Altor BioScience Corporation is a privately held, venture-backed, development-stage company engaged in the discovery and development of high-value, targeted immunotherapeutic agents for the treatment of cancer, viral infection, and inflammatory diseases, based on three revolutionary technology platforms. Altor was formed in 2002 by Hing C. Wong, Ph.D., and is based in Miramar, Fla., with 22 employees.

Technology Overview

Altor, a clinical-stage biopharmacteutical company with multiple on-going Phase II trials, has developed technology to produce biologically active, soluble T-Cell-Receptor molecules in a single-chain format (scTCR). These scTCRs can be modified into STAR™ fusion agents, which retain the ability of the TCR to specifically recognize novel targets on cancerous or virus-infected cells, including intracellular antigens that are not accessible to therapeutic antibodies. STAR molecules are ideally suited to deliver anti-cancer and anti-viral drugs, such as immunomodulatory cytokines, cytotoxic drugs, radioisotopes, and imaging agents, directly to diseased cells. Altor has developed a high-affinity scTCR that recognizes a peptide antigen derived from p53, which is over-expressed in roughly 50 percent of all human cancers. ALT-801 is a fusion of this p53-specific scTCR and the approved anti-cancer drug, Interleukin-2 (IL-2). ALT-801 is designed to deliver the IL-2 directly to the tumor site providing greater efficacy, lower toxicity, and better quality of life for patients.

Market Potential

ALT-801 would provide benefit to patients with bladder cancer, multiple myeloma, and melanoma. In 2010 in the U.S., 68,130 new cases of melanoma were diagnosed and 8,700 deaths occurred due to melanoma. In 2008, there were approximately 822,770 people alive in the U.S. who had a history of melanoma. It also estimated that 70,530 new cases of bladder cancer were diagnosed and 14,680 deaths occurred due to bladder cancer in the U.S. in 2010, and that there were approximately 537,428 people alive in the U.S. who had a history of bladder cancer in January 2008. In addition, an estimated 64,615 people in the U.S. were alive in 2008 with a history of multiple myeloma. This represents a market opportunity of over $3 billion in the U.S. alone. Bladder cancer, a major unmet medical need, is currently Altor’s main development focus.

Competitive Advantage

STAR agents significantly broaden the spectrum of tumor- and virally-specific antigens that can be targeted for therapeutic intervention. Altor has demonstrated scTCRs can be used to create targeting molecules to recognize antigens that cannot be targeted by monoclonal antibodies for diagnostic or therapeutic purposes. Although there are no TCR-based products on the market, monoclonal antibodies for cancer had sales of $24 billion in 2010. 

Financial Overview

Altor has raised $35.5 million in paid-in capital from institutional investors, including Sanderling Ventures and Florida Growth Fund, as well as from high net worth, private individuals.
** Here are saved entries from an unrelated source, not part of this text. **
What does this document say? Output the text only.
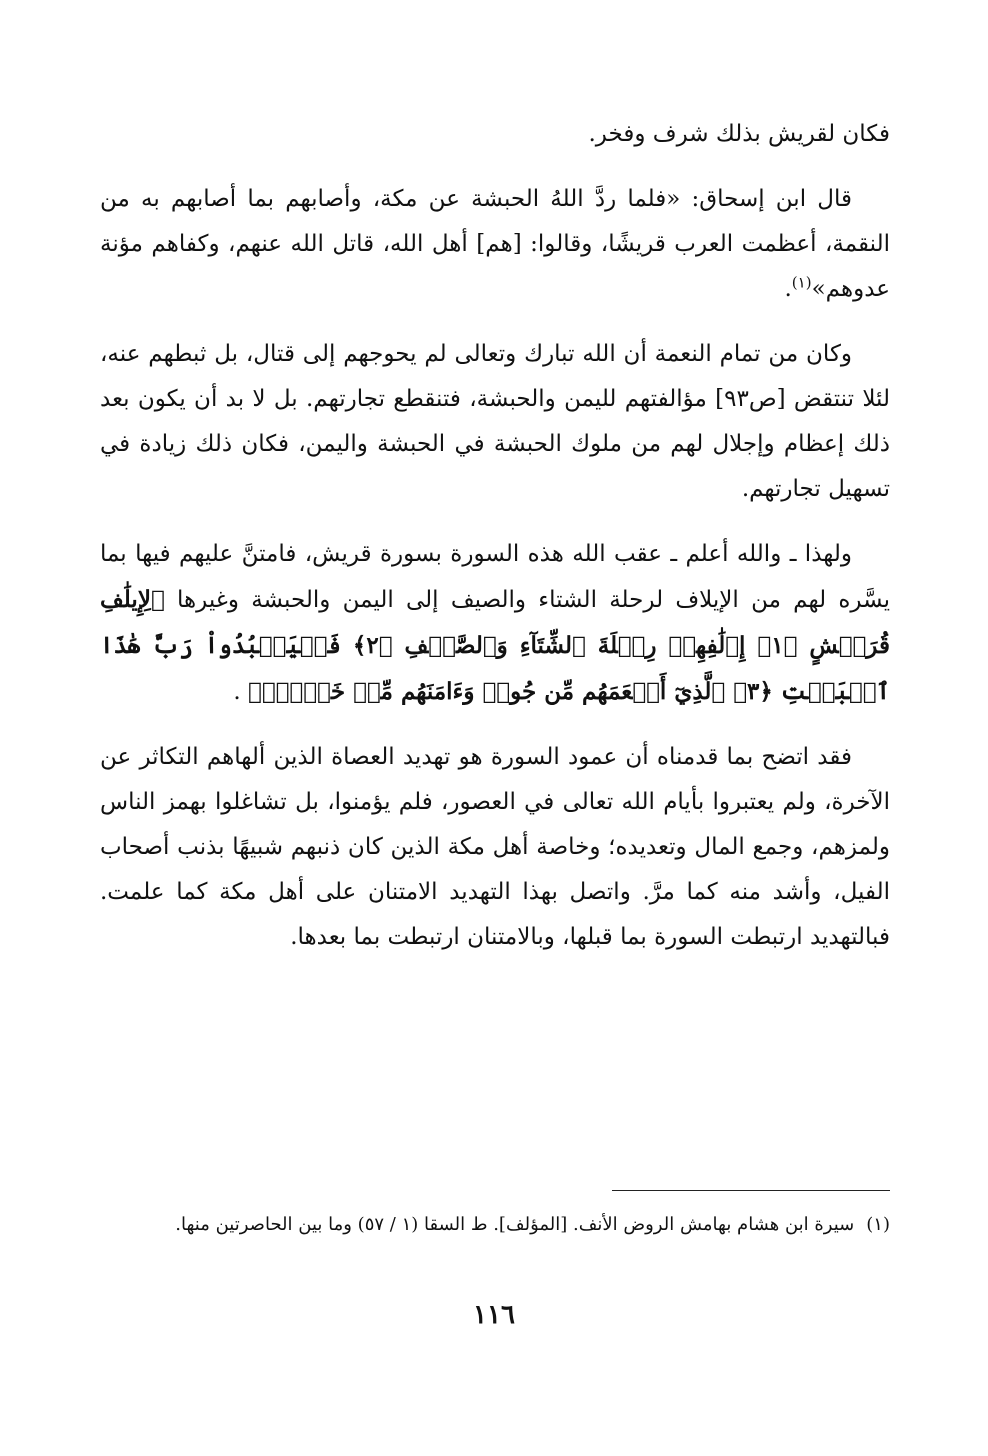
فكان لقريش بذلك شرف وفخر.

قال ابن إسحاق: «فلما ردَّ اللهُ الحبشة عن مكة، وأصابهم بما أصابهم به من النقمة، أعظمت العرب قريشًا، وقالوا: [هم] أهل الله، قاتل الله عنهم، وكفاهم مؤنة عدوهم»$^{(١)}$.

وكان من تمام النعمة أن الله تبارك وتعالى لم يحوجهم إلى قتال، بل ثبطهم عنه، لئلا تنتقض [ص٩٣] مؤالفتهم لليمن والحبشة، فتنقطع تجارتهم. بل لا بد أن يكون بعد ذلك إعظام وإجلال لهم من ملوك الحبشة في الحبشة واليمن، فكان ذلك زيادة في تسهيل تجارتهم.

ولهذا ـ والله أعلم ـ عقب الله هذه السورة بسورة قريش، فامتنَّ عليهم فيها بما يسَّره لهم من الإيلاف لرحلة الشتاء والصيف إلى اليمن والحبشة وغيرها ﴿لِإِيلَٰفِ قُرَيۡشٍ ﴿١﴾ إِۦلَٰفِهِمۡ رِحۡلَةَ ٱلشِّتَآءِ وَٱلصَّيۡفِ ﴿٢﴾ فَلۡيَعۡبُدُواْ رَبَّ هَٰذَا ٱلۡبَيۡتِ ﴿٣﴾ ٱلَّذِيٓ أَطۡعَمَهُم مِّن جُوعٖ وَءَامَنَهُم مِّنۡ خَوۡفِۭ﴾ .

فقد اتضح بما قدمناه أن عمود السورة هو تهديد العصاة الذين ألهاهم التكاثر عن الآخرة، ولم يعتبروا بأيام الله تعالى في العصور، فلم يؤمنوا، بل تشاغلوا بهمز الناس ولمزهم، وجمع المال وتعديده؛ وخاصة أهل مكة الذين كان ذنبهم شبيهًا بذنب أصحاب الفيل، وأشد منه كما مرَّ. واتصل بهذا التهديد الامتنان على أهل مكة كما علمت. فبالتهديد ارتبطت السورة بما قبلها، وبالامتنان ارتبطت بما بعدها.

(١)سيرة ابن هشام بهامش الروض الأنف. [المؤلف]. ط السقا (١ / ٥٧) وما بين الحاصرتين منها.
١١٦
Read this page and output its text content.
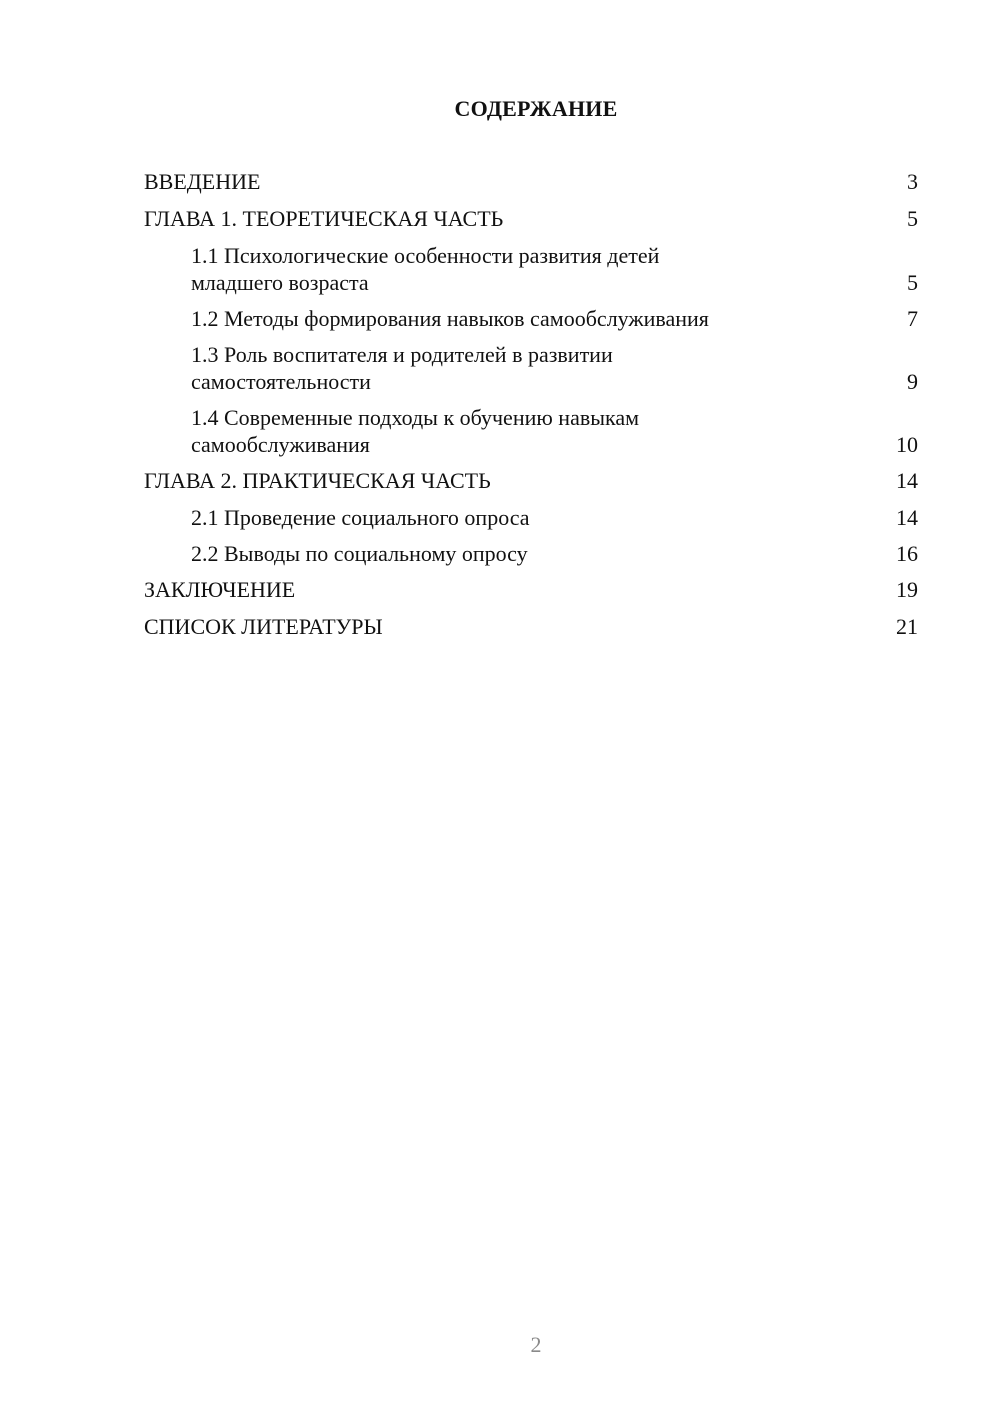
СОДЕРЖАНИЕ
ВВЕДЕНИЕ	3
ГЛАВА 1. ТЕОРЕТИЧЕСКАЯ ЧАСТЬ	5
1.1 Психологические особенности развития детей
младшего возраста	5
1.2 Методы формирования навыков самообслуживания	7
1.3 Роль воспитателя и родителей в развитии
самостоятельности	9
1.4 Современные подходы к обучению навыкам
самообслуживания	10
ГЛАВА 2. ПРАКТИЧЕСКАЯ ЧАСТЬ	14
2.1 Проведение социального опроса	14
2.2 Выводы по социальному опросу	16
ЗАКЛЮЧЕНИЕ	19
СПИСОК ЛИТЕРАТУРЫ	21
2
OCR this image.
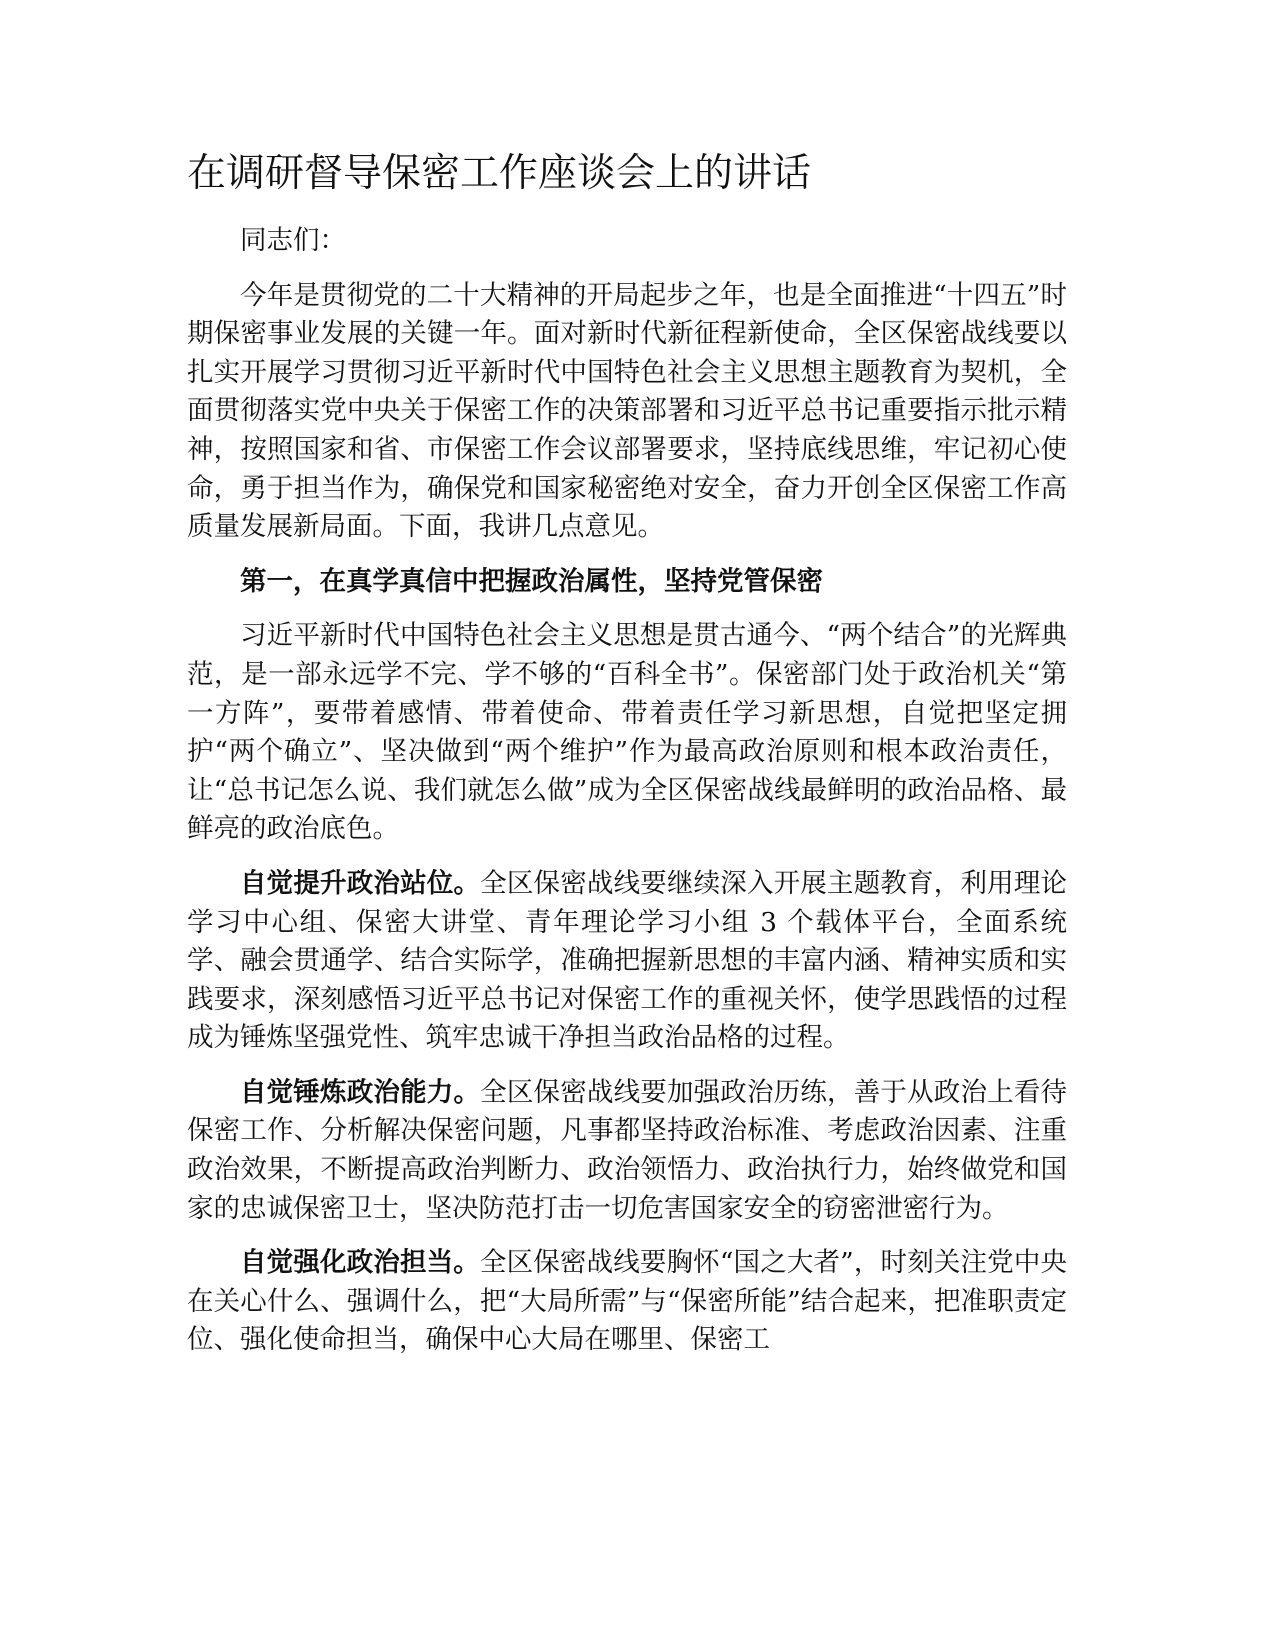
在调研督导保密工作座谈会上的讲话

同志们：

今年是贯彻党的二十大精神的开局起步之年，也是全面推进“十四五”时期保密事业发展的关键一年。面对新时代新征程新使命，全区保密战线要以扎实开展学习贯彻习近平新时代中国特色社会主义思想主题教育为契机，全面贯彻落实党中央关于保密工作的决策部署和习近平总书记重要指示批示精神，按照国家和省、市保密工作会议部署要求，坚持底线思维，牢记初心使命，勇于担当作为，确保党和国家秘密绝对安全，奋力开创全区保密工作高质量发展新局面。下面，我讲几点意见。

第一，在真学真信中把握政治属性，坚持党管保密

习近平新时代中国特色社会主义思想是贯古通今、“两个结合”的光辉典范，是一部永远学不完、学不够的“百科全书”。保密部门处于政治机关“第一方阵”，要带着感情、带着使命、带着责任学习新思想，自觉把坚定拥护“两个确立”、坚决做到“两个维护”作为最高政治原则和根本政治责任，让“总书记怎么说、我们就怎么做”成为全区保密战线最鲜明的政治品格、最鲜亮的政治底色。

自觉提升政治站位。全区保密战线要继续深入开展主题教育，利用理论学习中心组、保密大讲堂、青年理论学习小组 3 个载体平台，全面系统学、融会贯通学、结合实际学，准确把握新思想的丰富内涵、精神实质和实践要求，深刻感悟习近平总书记对保密工作的重视关怀，使学思践悟的过程成为锤炼坚强党性、筑牢忠诚干净担当政治品格的过程。

自觉锤炼政治能力。全区保密战线要加强政治历练，善于从政治上看待保密工作、分析解决保密问题，凡事都坚持政治标准、考虑政治因素、注重政治效果，不断提高政治判断力、政治领悟力、政治执行力，始终做党和国家的忠诚保密卫士，坚决防范打击一切危害国家安全的窃密泄密行为。

自觉强化政治担当。全区保密战线要胸怀“国之大者”，时刻关注党中央在关心什么、强调什么，把“大局所需”与“保密所能”结合起来，把准职责定位、强化使命担当，确保中心大局在哪里、保密工
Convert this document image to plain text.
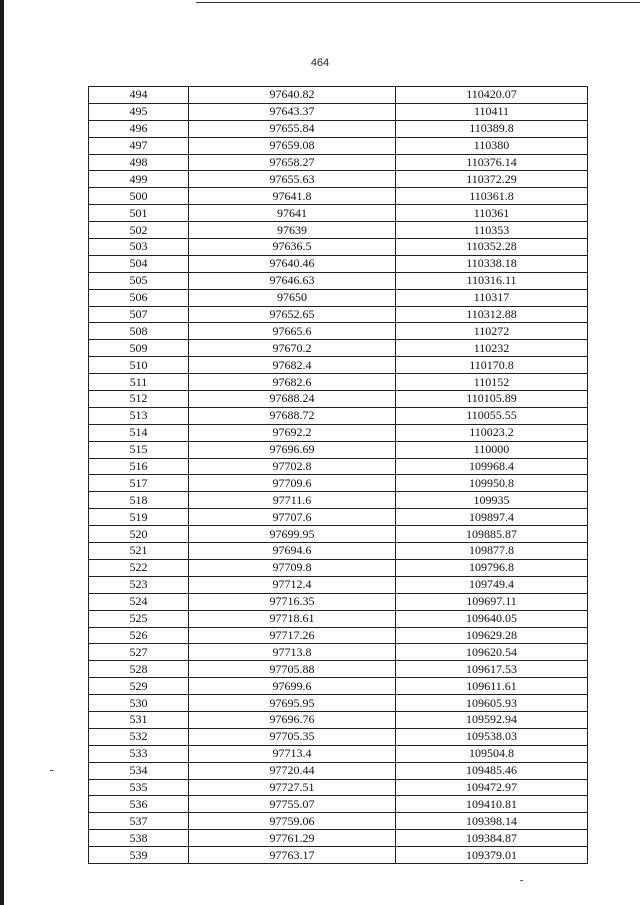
464
494	97640.82	110420.07
495	97643.37	110411
496	97655.84	110389.8
497	97659.08	110380
498	97658.27	110376.14
499	97655.63	110372.29
500	97641.8	110361.8
501	97641	110361
502	97639	110353
503	97636.5	110352.28
504	97640.46	110338.18
505	97646.63	110316.11
506	97650	110317
507	97652.65	110312.88
508	97665.6	110272
509	97670.2	110232
510	97682.4	110170.8
511	97682.6	110152
512	97688.24	110105.89
513	97688.72	110055.55
514	97692.2	110023.2
515	97696.69	110000
516	97702.8	109968.4
517	97709.6	109950.8
518	97711.6	109935
519	97707.6	109897.4
520	97699.95	109885.87
521	97694.6	109877.8
522	97709.8	109796.8
523	97712.4	109749.4
524	97716.35	109697.11
525	97718.61	109640.05
526	97717.26	109629.28
527	97713.8	109620.54
528	97705.88	109617.53
529	97699.6	109611.61
530	97695.95	109605.93
531	97696.76	109592.94
532	97705.35	109538.03
533	97713.4	109504.8
534	97720.44	109485.46
535	97727.51	109472.97
536	97755.07	109410.81
537	97759.06	109398.14
538	97761.29	109384.87
539	97763.17	109379.01
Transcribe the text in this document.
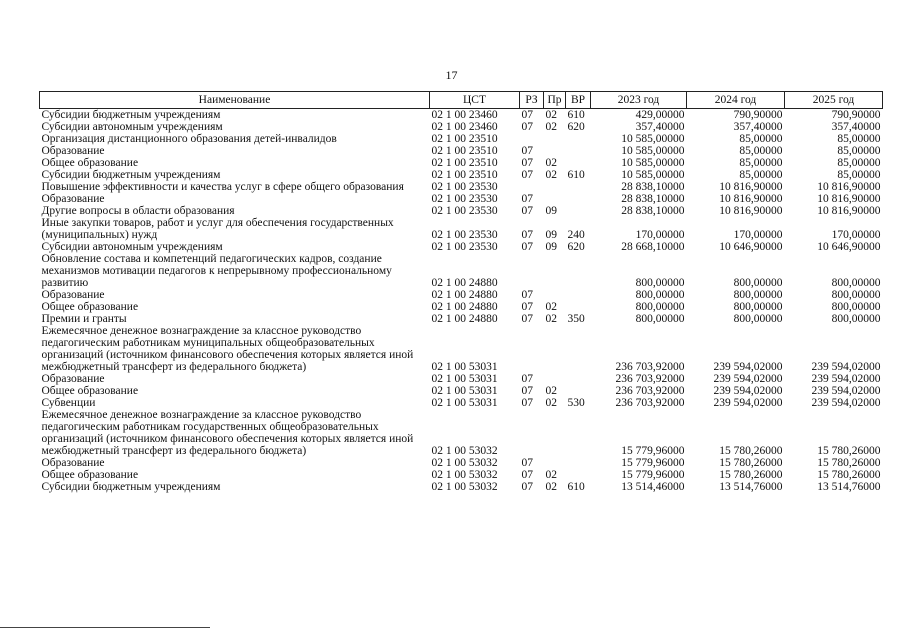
17
Наименование	ЦСТ	РЗ	Пр	ВР	2023 год	2024 год	2025 год
Субсидии бюджетным учреждениям	02 1 00 23460	07	02	610	429,00000	790,90000	790,90000
Субсидии автономным учреждениям	02 1 00 23460	07	02	620	357,40000	357,40000	357,40000
Организация дистанционного образования детей-инвалидов	02 1 00 23510				10 585,00000	85,00000	85,00000
Образование	02 1 00 23510	07			10 585,00000	85,00000	85,00000
Общее образование	02 1 00 23510	07	02		10 585,00000	85,00000	85,00000
Субсидии бюджетным учреждениям	02 1 00 23510	07	02	610	10 585,00000	85,00000	85,00000
Повышение эффективности и качества услуг в сфере общего образования	02 1 00 23530				28 838,10000	10 816,90000	10 816,90000
Образование	02 1 00 23530	07			28 838,10000	10 816,90000	10 816,90000
Другие вопросы в области образования	02 1 00 23530	07	09		28 838,10000	10 816,90000	10 816,90000
Иные закупки товаров, работ и услуг для обеспечения государственных (муниципальных) нужд	02 1 00 23530	07	09	240	170,00000	170,00000	170,00000
Субсидии автономным учреждениям	02 1 00 23530	07	09	620	28 668,10000	10 646,90000	10 646,90000
Обновление состава и компетенций педагогических кадров, создание механизмов мотивации педагогов к непрерывному профессиональному развитию	02 1 00 24880				800,00000	800,00000	800,00000
Образование	02 1 00 24880	07			800,00000	800,00000	800,00000
Общее образование	02 1 00 24880	07	02		800,00000	800,00000	800,00000
Премии и гранты	02 1 00 24880	07	02	350	800,00000	800,00000	800,00000
Ежемесячное денежное вознаграждение за классное руководство педагогическим работникам муниципальных общеобразовательных организаций (источником финансового обеспечения которых является иной межбюджетный трансферт из федерального бюджета)	02 1 00 53031				236 703,92000	239 594,02000	239 594,02000
Образование	02 1 00 53031	07			236 703,92000	239 594,02000	239 594,02000
Общее образование	02 1 00 53031	07	02		236 703,92000	239 594,02000	239 594,02000
Субвенции	02 1 00 53031	07	02	530	236 703,92000	239 594,02000	239 594,02000
Ежемесячное денежное вознаграждение за классное руководство педагогическим работникам государственных общеобразовательных организаций (источником финансового обеспечения которых является иной межбюджетный трансферт из федерального бюджета)	02 1 00 53032				15 779,96000	15 780,26000	15 780,26000
Образование	02 1 00 53032	07			15 779,96000	15 780,26000	15 780,26000
Общее образование	02 1 00 53032	07	02		15 779,96000	15 780,26000	15 780,26000
Субсидии бюджетным учреждениям	02 1 00 53032	07	02	610	13 514,46000	13 514,76000	13 514,76000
The company has been awarded $14 million in SBIR awards from NIH, FDA, and Gates Foundation grants. Altor is seeking $20 million in financing to support and complete the pivotal trial using ALT-801 for locally advanced and metastatic bladder cancer to gain accelerated approval.

Intellectual Property

STAR technology and ALT-801 are the subjects of 37 issued patents and 51 pending applications, including USP #7,456,263, EP 1,546,188. 

Commercialization Strategy

Altor’s short-term objectives are to continue clinical development of its lead product candidates, ALT-801 and ALT-803, through proof-of-principle Phase II clinical trials and then license these to a major biopharma/pharma partner for further development/commercialization. On a case-by-case basis, Altor will consider conducting a registration trial for FDA product approval.

Pipeline Products 

• ALT-801 (p53-TCR/IL-2 fusion protein) 
• Phase II for treating metastatic melanoma (NCT01029873) 
• Phase II for locally-advanced/metastatic bladder cancer (NCT01326871)
• Other Phase IB/II trials for superficial bladder cancer, multiple myeloma - supported by $3 million SBIR Bridge grant
• Phase I/IIAdonor lymphocyte infusion to treat Acute Myeloid Leukemia (NCT01478074) 
• ALT-836 (anti-Tissue Factor Antibody partnered with Genentech) 
• Phase II for treating ALI/ARDS (NCT00879606) and Phase I/IIA for solid tumors (NCT01325558)
• ALT-803 (non-targeted IL-15 super agonist/IL-15R-Fc fusion complex) 
• Pre-IND for treating solid and hematological tumors

Management Team

Hing C. Wong, Ph.D., President and CEO, is a 28-year veteran providing leadership, overall direction, fundraising, IND filing, and oversight of multiple products in clinical trials/commercialized. He has raised $65 million in private capital. 

Dean Taylor, Ph.D., Chief Business Development Officer, has 30 years of experience and is responsible for business development, contracts, strategy, and concluding deals.

Peter Rhode, Ph.D., Vice President, R&D, leads product development, supervises R&D and manages the manufacturing and IP portfolio, and oversees IND filings.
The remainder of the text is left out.